Казармы, парки и дворцы,
А на деревьях — клочья ваты,
И грянут «здравия» раскаты
На крик — «здорово, молодцы!»
Казармы, парки и дворцы…

Ах сорванец, ах шалун, ах жиденок — пардон, это не мое: проходил Ося о те времена среди петербургских поэтов под кличкой «Зинаидин жиденок», поскольку взяла его под свою руку Зинаида Гиппиус — уж и к уланам потянуло его! «А над Невой — посольства полумира, Адмиралтейство, солнце, тишина!» — это прекрасно, слов нет, но кровь уланская бурлит в еврейских жилах и влечет Осю неодолимо в полки, в казармы, в царские чертоги. Правда, еще не семнадцатый, не восемнадцатый годок, еще не оседлала для еврея революция красного коня, но разве в Октябре лишь сели евреи на коня! Разве не семиты-гиксосы ворвались вихрем в Египет, разве не возложили на свою главу фараонов венец! Разве не царю Соломону приводили коней из Египта и из Кувы, разве не платил он шестьсот сиклей серебра за колесницу да сто пятьдесят — за коня! Разве не у него, Соломона-царя, было тысяча четыреста колесниц и двенадцать тысяч всадников!

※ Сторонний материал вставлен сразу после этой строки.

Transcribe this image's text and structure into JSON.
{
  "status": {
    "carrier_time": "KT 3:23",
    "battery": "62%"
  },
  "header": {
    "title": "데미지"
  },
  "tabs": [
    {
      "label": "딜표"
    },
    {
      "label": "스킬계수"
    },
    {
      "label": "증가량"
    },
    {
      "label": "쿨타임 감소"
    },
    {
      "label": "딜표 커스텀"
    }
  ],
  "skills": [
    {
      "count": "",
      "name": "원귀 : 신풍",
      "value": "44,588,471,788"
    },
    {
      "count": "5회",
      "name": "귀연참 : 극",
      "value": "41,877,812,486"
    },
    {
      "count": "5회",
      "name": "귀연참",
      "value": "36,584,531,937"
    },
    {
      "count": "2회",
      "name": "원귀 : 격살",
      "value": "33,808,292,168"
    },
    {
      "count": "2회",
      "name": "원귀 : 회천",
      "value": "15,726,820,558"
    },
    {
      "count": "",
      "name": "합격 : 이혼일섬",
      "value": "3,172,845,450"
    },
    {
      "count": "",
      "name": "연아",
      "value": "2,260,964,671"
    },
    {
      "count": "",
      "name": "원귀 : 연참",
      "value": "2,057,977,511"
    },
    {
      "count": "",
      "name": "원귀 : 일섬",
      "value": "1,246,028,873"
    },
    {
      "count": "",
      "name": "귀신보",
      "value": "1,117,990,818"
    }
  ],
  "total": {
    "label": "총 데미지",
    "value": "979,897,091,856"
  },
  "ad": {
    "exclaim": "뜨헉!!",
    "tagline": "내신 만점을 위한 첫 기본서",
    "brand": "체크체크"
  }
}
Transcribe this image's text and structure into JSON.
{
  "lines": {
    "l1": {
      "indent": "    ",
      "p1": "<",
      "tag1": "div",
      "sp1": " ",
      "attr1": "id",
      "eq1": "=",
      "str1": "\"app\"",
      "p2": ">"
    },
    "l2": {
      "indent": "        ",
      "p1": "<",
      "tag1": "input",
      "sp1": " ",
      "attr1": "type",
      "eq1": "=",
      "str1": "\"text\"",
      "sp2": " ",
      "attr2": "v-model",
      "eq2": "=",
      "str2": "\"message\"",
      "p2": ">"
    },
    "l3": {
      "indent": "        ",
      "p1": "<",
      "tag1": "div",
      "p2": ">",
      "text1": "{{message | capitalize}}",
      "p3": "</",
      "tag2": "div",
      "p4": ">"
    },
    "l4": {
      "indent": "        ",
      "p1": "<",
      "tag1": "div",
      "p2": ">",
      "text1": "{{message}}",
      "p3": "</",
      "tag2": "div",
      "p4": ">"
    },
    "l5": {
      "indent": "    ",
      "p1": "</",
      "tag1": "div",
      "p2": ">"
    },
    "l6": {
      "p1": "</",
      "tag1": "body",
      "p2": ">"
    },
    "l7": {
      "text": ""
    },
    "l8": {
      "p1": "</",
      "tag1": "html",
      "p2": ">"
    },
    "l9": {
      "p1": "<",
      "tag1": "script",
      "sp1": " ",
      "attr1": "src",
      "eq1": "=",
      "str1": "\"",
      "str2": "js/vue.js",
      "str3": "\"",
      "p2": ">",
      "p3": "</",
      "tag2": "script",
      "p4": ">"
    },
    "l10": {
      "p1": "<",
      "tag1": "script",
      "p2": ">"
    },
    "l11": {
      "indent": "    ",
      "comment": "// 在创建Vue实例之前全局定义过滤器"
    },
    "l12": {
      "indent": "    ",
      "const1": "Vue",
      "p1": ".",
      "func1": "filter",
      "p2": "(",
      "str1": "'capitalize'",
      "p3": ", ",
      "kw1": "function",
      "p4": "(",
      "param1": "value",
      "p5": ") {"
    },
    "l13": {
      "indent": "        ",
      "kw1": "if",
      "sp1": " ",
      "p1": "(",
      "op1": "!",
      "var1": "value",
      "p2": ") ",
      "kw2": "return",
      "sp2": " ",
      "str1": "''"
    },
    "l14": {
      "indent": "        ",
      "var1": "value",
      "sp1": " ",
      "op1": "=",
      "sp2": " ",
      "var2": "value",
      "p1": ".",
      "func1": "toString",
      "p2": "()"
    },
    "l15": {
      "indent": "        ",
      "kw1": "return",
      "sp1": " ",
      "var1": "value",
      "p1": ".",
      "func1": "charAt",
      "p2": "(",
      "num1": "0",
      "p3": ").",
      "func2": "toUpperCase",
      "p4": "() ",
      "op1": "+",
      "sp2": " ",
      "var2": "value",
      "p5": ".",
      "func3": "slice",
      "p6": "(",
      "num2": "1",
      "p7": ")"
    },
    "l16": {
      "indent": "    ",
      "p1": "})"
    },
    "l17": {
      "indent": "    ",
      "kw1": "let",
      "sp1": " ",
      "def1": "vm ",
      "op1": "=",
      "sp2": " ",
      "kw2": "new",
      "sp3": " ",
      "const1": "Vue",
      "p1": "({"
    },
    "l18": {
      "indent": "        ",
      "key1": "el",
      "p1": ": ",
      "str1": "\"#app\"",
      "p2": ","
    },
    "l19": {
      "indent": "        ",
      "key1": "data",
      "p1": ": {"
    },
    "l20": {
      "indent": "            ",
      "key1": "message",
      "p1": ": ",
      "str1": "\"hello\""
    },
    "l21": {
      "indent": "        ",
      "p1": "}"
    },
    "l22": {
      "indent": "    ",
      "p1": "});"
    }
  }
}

Так что ж удивляться, что потянуло Осю к царскосельским уланам: были бы свои — может, и к своим потянуло бы. Но свои-то все были в прошлом, а новых… кто ж мог предвидеть новых о глухие те года!

Весь, сердцем, духом, каждой клеточкой тела, влеком был Ося к силе — от еврейской своей немощи, от скудости, от затхлости, от непреходящего чада, от смердящих чесноком-луком чернозубых ртов, от чахоточных, от оплывших жиром, от касриловских мудрецов, от омерзительного «рэ» — то ли «ррусский», то ли «гусский»! — от местечковой робости и затаенной надменности своих рижских, варшавских, шауляйских родичей, от практикующей женщины-врача по фамилии Страшунер.

Но вот вопрос: была ли сила силой? Не была ли царская — она же царственная — Русь, которая для отрока-иудея Осипа Мандельштама вся воплотилась в Петербурге, призраком? Здесь следует уточнить вопрос: не вообще призраком, а именно в его, отрока Осипа, онтогенетическом бытии не была ли она призраком.